| I'm very interested in these questions, as well. Max and I have discussed making the components purely data-driven, that is, implemented so that list items (for example) are always instantiated by replicating from a dataset. Max believes this would simplify the design of the components significantly. The issue is how to support this syntax:
<menu> <textlistitem>a</textlistitem> <textlistitem>b</textlistitem> </menu>
We need the same sort of magic you are describing, to transform that syntax into essentially this:
<menu> <dataset name="ds"> <item text="a"/> <item text="b"/> </dataset> <textlistitem datapath="local:parent.ds:/item"> </menu>
Then the replication timing can be controlled, things moved around, etc., during the transform step.
So in your case, the transformation would implement the declarative syntax in terms of an imperative (script-y) syntax.
Would it be going to far to propose a compile-time pattern-matching transform stage? Kind of like hygienic macros in Scheme ([1] or [2]) or Dylan [3], but perhaps more XSLT-arific. I imagine something like that could be used in lots of other ways.
jim
On Nov 28, 2005, at 8:29 AM, Henry Minsky wrote:
Here is a design issue that I am having with the context menu stuff, which I'd like some developer feedback on. It is a general issue of how to build an API that works well for both LZX (XML) style coding, and also works well for scripting style coding.
PTW suggested something like the following API for LZX for the right click menu:
<view width="100" height="100" bgcolor="#cccccc" name="v1"> <contextmenu name="mycmenu" hidebuiltins="true"> <contextmenuitem name="item1" > Item 1 </contextmenuitem> <contextmenuitem name="item2" > Item 2 </contextmenuitem> </contextmenu> </view>
Now, if I implement something like that, there are a number of things that need to happen automatically when the classes are instantiated. The "contextmenuitem" needs to place itself into the parent "contextmenu" instance, and the "contextmenu" needs to install itself into the parent view.
However, if you are creating and manipulating menus and menu items at runtime, my feeling is that you do not want these things to happen automatically for you, you want to have manual control over instantiating menu items, setting their callbacks, installing them into menus, and installing the menu itself onto a view.
I have a scripting API that looks like this:
<view width="100" height="100" bgcolor="#cccccc" name="v1"> <method event="oninit"> var cm = new LzContextMenu(); var item1 = cm.makeMenuItem('my item1', new LzDelegate(this, "handlerightclick1")); var item2 = cm.makeMenuItem('my item2', new LzDelegate(this, "handlerightclick2")); cm.addItem(item1); cm.addItem(item2); this.setContextMenu(cm); Debug.write(cm); </method>
I don't necessesarily want to have the contextmenu items install themselves automatically into the parent menu when they are instantiated; I might want to put them in a different order that the instantiation order.
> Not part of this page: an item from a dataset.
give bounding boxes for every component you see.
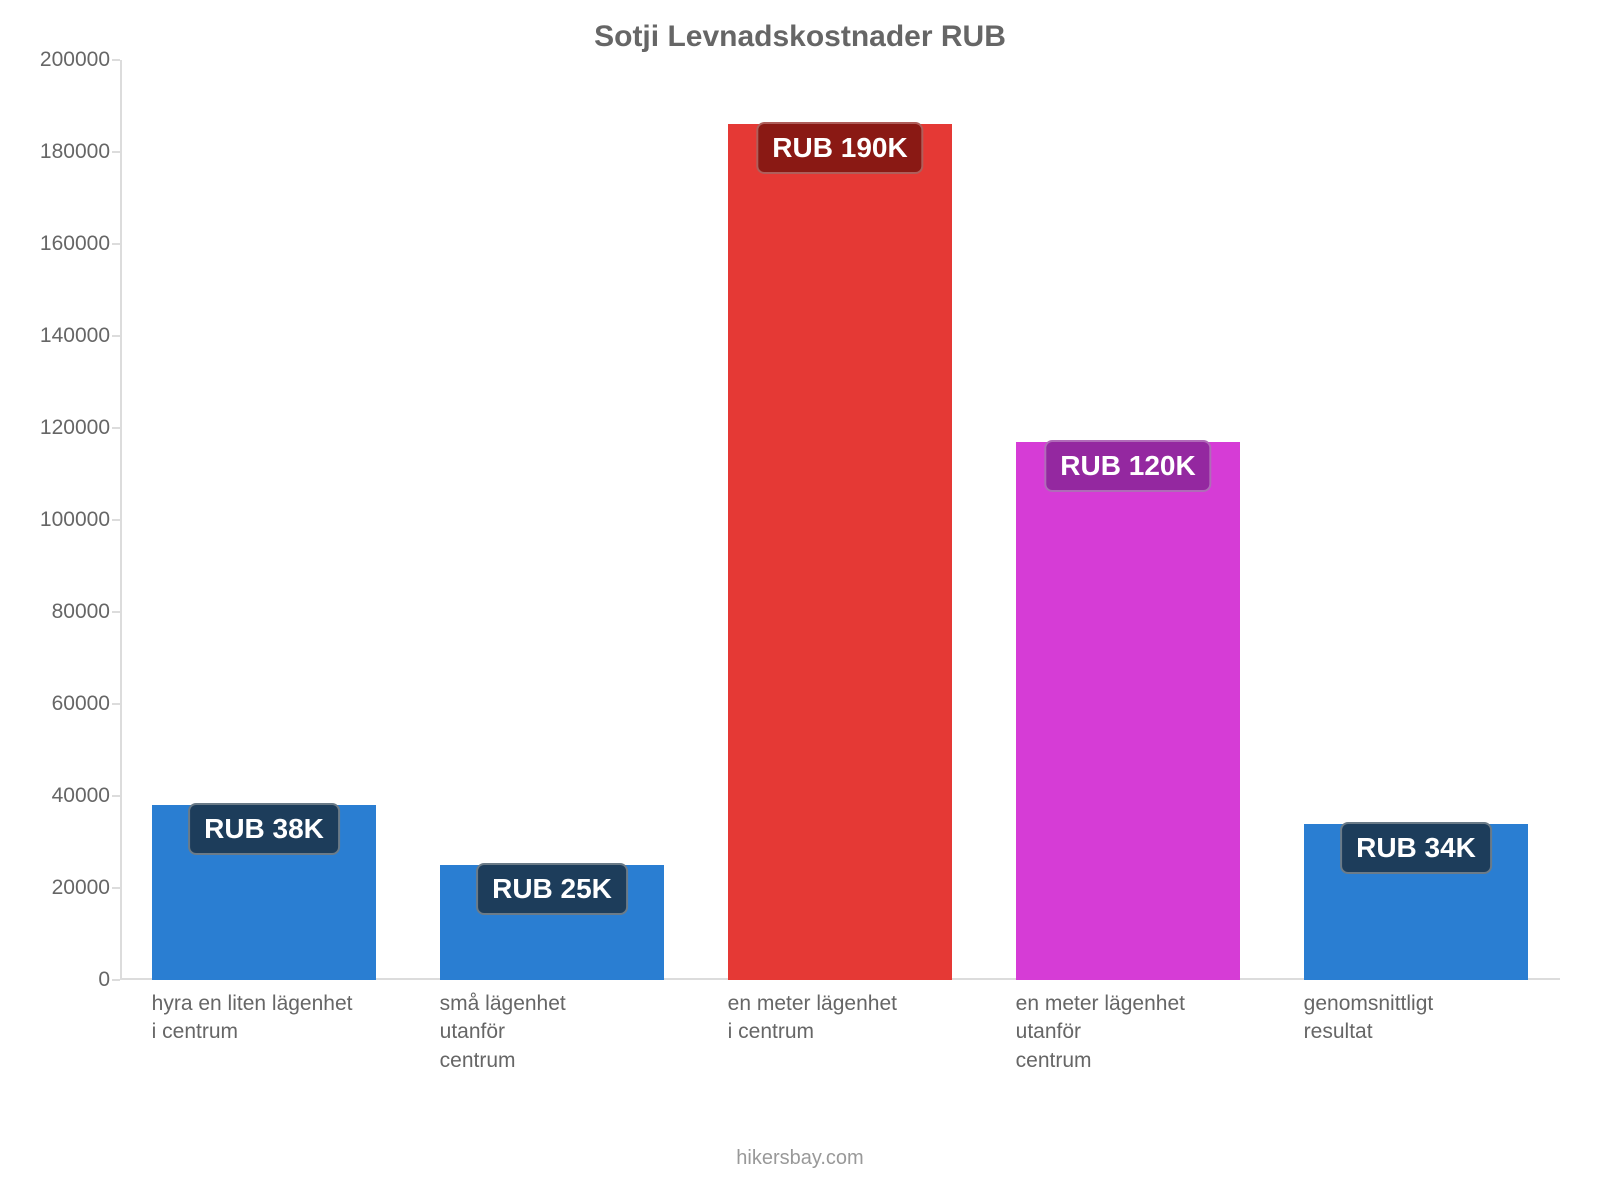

And I don't necessarily want to install the menu as soon as I create it, I may want to pre-instantiate the menu object, but wait until some other event to actually install it on a view.
So the question is, how do you suppress the "automatic" behavior of the menu item objects when you are instantiating from script. This seems like a general issue, which must come up in other cases, where people want to instantiate list menus, comboboxes, etc, at runtime. Are there a set of guidelines for designing APIs which are friendly both for LZX and _javascript_?